At long last, it really does appear to be spring, so now is the time to get out in the garden (is it just me, or am I always saying that??!) and remove any leftovers of last year's foliage or flowers, before this year's new growth appears.
There is always a reluctance to take away the old stuff: "it's frost protection", I hear, or "it's a wildlife haven", but personally I think it's better to clear it all away, give the birds a chance to find all those overwintering slugs and snails, and give us a chance to enjoy the first stirrings of our plants for this season.
Candidates for this spring cleaning include Sedum - come on, we're all sick and tired of those dead brown heads, aren't we? And if you chop them off now, it's easy to do so without damaging those tender new shoots. Trust me, all the seeds have been taken by the wildlife!!

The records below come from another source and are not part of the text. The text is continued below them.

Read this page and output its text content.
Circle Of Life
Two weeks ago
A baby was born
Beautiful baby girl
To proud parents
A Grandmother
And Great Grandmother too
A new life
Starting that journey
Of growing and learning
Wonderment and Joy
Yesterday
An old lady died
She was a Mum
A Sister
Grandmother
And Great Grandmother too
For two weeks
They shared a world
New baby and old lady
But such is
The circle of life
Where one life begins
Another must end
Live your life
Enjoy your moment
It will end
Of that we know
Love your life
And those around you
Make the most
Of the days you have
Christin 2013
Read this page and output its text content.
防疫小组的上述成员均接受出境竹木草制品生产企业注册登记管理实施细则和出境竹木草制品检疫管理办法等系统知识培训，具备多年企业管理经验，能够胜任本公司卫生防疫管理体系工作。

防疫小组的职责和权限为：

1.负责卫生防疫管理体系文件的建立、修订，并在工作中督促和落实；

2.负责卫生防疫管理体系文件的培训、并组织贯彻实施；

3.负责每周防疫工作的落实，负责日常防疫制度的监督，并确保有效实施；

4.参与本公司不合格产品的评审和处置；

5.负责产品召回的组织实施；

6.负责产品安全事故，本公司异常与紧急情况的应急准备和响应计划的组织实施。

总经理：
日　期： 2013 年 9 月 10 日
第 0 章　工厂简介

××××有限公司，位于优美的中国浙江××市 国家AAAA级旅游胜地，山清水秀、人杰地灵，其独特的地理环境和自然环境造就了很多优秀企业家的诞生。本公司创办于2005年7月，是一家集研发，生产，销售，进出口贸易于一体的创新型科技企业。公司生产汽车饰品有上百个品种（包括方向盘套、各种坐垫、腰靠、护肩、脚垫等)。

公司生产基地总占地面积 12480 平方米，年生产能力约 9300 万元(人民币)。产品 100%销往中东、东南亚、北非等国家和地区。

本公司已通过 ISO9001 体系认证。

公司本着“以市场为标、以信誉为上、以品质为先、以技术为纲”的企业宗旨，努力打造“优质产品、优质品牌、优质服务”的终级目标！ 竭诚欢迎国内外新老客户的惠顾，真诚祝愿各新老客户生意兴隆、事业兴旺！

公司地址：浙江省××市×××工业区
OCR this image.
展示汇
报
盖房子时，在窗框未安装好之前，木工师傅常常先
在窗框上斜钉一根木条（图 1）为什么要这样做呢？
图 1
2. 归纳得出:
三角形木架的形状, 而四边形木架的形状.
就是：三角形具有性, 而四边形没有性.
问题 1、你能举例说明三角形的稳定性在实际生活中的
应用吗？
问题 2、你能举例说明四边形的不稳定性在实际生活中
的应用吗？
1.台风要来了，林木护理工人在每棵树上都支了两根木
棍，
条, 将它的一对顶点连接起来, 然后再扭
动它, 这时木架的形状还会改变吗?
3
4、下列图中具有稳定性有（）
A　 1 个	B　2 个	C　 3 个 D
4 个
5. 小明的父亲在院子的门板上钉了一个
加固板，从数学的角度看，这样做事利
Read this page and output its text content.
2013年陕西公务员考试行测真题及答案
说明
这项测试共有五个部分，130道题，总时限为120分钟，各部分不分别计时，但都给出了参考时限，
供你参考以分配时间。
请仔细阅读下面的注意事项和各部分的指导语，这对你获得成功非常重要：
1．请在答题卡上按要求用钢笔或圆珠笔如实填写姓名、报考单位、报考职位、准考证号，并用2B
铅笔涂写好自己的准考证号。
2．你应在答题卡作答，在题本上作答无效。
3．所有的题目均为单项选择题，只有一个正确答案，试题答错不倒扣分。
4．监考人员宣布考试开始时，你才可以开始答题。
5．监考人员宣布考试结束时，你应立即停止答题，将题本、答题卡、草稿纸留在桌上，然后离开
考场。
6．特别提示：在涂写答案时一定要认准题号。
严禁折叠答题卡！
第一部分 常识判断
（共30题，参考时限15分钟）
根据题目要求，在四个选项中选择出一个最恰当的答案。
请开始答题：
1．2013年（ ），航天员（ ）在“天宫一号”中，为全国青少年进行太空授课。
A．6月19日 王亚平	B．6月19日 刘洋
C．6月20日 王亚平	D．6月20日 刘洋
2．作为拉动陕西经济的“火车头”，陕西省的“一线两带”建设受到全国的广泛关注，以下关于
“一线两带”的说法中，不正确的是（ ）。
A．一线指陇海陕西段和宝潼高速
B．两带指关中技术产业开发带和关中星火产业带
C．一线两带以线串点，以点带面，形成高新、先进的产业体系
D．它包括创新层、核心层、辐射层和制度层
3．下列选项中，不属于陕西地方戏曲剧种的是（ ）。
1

Another good one is Pulsatilla, or Pasque Flower: these furry little beauties are shooting up now, and removing the dead brown foliage brings them out in the open, where we can see them.
My third suggestion for this week is a personal favourite, Epimedium: it's really under-rated, I think, mostly because people don't realise that, in order to see the flowers, you need to remove the old leaves, right now. The leaves have a certain beauty of their own, that's the problem - at this time of year, many Epimediums turn a lovely bronzey colour, so it's tempting to just leave them as they are. But if you do, you can't see the new flowers, dainty and fresh on invisibly slender stalks.
The last picture shows the clump with the leaves carefully removed - and although you can barely see the flowers, I assure you that a week later the Client dragged me out to this part of the garden by the arm, fizzing with excitement, to ask what the incredible “new” flowers were - she'd never seen them before!
So, don't waste time spring cleaning indoors - get outside, and spring clean the garden instead!